All of these networking sites, should be obvious and easy to leave, so that those perhaps having unwanted messages can protect themselves virtually instantly.
I shall report, if I get any more communications from Facebook.
The Americans Don’t Have A Sense of Humour
It’s all here.
I rest my case!
Now we have even more reasons to not visit the Land of the Hi-tech Death Penalty!
Facts About London During Wikipedia Blackout
You don’t need Wikipedia. Just look here.
Wikipedia Goes Black
Wikipedia is off line today and already I have wanted to use it twice and couldn’t. It’s all because of the SOPA and PIPA acts in the US Congress. Read about the reasons here.
I actually don’t see what these Acts have to do with the UK.
HMRC Scams
I am very lucky in that I can afford an accountant to do my tax returns, so I know that if I get an e-mail from HMRC, it’s a scam.
I’ve had three in the last few days.
This page on the HMRC web site gives details on how to recognise them.
i forward all mine to phishing@hmrc.gsi.gov.uk. This is indicated on this page.
One of the interesting things about these e-mails, is that they were all to an old e-mail address that I don’t use now. I do monitor it, in case one of my old friends hasn’t got my new one.

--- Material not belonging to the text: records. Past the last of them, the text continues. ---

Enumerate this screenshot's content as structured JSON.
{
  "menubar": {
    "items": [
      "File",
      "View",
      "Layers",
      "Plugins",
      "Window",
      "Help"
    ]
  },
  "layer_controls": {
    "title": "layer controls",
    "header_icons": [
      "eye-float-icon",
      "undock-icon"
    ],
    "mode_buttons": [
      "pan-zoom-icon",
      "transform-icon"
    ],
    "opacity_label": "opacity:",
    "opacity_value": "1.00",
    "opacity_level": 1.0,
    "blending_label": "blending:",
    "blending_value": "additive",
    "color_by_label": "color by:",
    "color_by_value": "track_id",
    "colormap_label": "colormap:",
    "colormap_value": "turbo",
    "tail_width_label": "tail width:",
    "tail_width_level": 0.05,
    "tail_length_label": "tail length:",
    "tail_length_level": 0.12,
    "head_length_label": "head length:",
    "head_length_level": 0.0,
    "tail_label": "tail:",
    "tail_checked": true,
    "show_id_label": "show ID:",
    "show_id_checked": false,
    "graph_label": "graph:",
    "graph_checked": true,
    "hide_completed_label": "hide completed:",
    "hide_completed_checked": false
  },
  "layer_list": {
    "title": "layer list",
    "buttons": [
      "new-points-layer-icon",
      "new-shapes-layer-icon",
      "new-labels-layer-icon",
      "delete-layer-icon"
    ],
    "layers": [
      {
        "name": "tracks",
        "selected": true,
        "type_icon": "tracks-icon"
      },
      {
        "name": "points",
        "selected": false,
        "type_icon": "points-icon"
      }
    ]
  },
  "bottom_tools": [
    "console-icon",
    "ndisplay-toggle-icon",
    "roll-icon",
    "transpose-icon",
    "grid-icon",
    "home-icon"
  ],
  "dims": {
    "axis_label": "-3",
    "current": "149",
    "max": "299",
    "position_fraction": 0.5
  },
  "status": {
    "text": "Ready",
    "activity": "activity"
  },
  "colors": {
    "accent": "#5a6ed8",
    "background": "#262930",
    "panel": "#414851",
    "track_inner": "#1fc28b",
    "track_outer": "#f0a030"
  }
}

For financial transactions, I always use a particular e-mail that is not used elsewhere. That means that if I get an e-mail to that address, I check it thoroughly and if say it’s selling me a holiday, I then know that my bank or other financial institution might have been compromised.
The Problem With My Kindle
I was given a Kindle for Christmas and I like it and usually have it in the pocket of my jacket, when I’m travelling.
It does have one serious problem and that is, I tend to be so engrossed in what I’m reading, that I sometimes miss my stop on the bus or train.
What Do You Call Someone Who Makes An Inappropriate or Stupid Tweet?
The obvious answer is probably a twit, as that isn’t a particularly rude word and people have been known to say they’ve been a twit, when they’ve done something silly.
There are three today.
Ed Milliband tweeted this on the death of Bob Holness.
Sad to hear that Bob Holness has died. A generation will remember him fondly from Blackbusters.
Ed or his Tweetmaster General must have had something from yesterday on their mind.
And talking of yesterday, Diane Abbott got out a shovel and started digging.
Dubious of black people claiming they’ve never experienced racism. Ever tried hailing a taxi I always wonder?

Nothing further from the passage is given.